Gözünü kırpmadan gözlerimin içine bakıyordu. Keşke bende de bakabilmek için bir yudum cesaret olsa, ama nerede? Yine de ufacık da olsa bir cesaret kırıntısı elde edebilmiştim.
Gözlerine kısa bir bakış attıktan sonra gözlerimi kaçırdım. Bacaklarıma kısa bir bakış atmıştı. Gözlerinin içi parlamıştı.
Tekrar baktığımda ise bu sefer gözleri boş yüzük parmağımda takılı kalmıştı. Yüzük parmağıma baktığımda sertçe yutkundu.
Ne yani?

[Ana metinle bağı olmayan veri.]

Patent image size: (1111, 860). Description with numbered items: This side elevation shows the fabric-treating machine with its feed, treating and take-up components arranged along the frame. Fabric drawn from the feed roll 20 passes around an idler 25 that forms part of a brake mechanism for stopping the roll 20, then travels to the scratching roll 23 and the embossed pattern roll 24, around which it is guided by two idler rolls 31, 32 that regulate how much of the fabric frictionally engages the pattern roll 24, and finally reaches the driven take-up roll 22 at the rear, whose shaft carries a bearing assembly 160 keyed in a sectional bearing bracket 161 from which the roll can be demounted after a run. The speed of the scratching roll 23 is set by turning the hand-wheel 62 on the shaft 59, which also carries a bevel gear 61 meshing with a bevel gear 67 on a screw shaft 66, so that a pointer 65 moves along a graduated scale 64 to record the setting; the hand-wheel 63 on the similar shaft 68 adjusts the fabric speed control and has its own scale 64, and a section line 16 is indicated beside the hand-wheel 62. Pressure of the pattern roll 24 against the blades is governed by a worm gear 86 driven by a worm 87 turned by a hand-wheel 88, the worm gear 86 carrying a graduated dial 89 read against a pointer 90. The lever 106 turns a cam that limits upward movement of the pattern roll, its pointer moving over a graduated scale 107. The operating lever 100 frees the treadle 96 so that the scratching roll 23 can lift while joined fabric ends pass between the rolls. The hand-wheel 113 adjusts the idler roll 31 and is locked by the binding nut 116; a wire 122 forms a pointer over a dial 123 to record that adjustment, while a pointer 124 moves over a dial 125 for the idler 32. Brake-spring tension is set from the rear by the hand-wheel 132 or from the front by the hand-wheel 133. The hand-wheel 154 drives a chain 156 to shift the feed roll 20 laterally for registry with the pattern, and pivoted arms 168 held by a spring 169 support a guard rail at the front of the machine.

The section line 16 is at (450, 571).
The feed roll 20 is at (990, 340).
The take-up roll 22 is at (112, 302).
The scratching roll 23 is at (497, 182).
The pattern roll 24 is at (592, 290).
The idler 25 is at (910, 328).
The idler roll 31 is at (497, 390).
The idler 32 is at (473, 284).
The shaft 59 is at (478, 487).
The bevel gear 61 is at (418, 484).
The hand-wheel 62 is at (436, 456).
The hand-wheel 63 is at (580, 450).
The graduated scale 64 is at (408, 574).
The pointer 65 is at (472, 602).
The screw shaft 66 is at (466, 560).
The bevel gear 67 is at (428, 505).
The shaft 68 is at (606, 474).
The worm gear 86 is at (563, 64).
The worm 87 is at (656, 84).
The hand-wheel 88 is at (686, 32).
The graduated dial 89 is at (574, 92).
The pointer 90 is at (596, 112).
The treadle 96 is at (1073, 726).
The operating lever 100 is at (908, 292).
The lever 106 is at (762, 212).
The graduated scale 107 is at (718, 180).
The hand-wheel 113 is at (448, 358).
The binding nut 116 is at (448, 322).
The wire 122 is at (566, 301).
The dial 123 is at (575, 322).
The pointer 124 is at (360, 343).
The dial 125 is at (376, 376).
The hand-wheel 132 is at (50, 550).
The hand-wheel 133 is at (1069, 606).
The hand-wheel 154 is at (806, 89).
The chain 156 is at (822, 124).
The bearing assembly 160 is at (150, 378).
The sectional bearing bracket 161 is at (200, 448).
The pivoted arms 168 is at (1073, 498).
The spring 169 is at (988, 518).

Onun bana kargo ile gönderdiği yüzüğü takacak değildim herhâlde.
Yaklaşık on dakikadır ayakta dikilmek, bacaklarımın ağrımasına sebep olmuştu.
Kenardaki banka oturdum ve dizlerimi ovuşturmaya başladım. Gözleri hâlen daha üzerimdeydi ama onun için bir şey ifade etmiyordum artık, ne önemi vardı ki?
Sinirle yüzüne baktım ve ayağa kalkıp binanın kapısına kadar yürüdüm. İçeri girmeden önce kısa bir bakış attım ama anında pişman oldum. Çünkü hızla üzerime geliyordu ve bu istediğim en son şeydi. Binanın döner kapısından aceleyle girdim ve kalabalığın arasından sıyrılarak yürüyen merdivenlere koştum.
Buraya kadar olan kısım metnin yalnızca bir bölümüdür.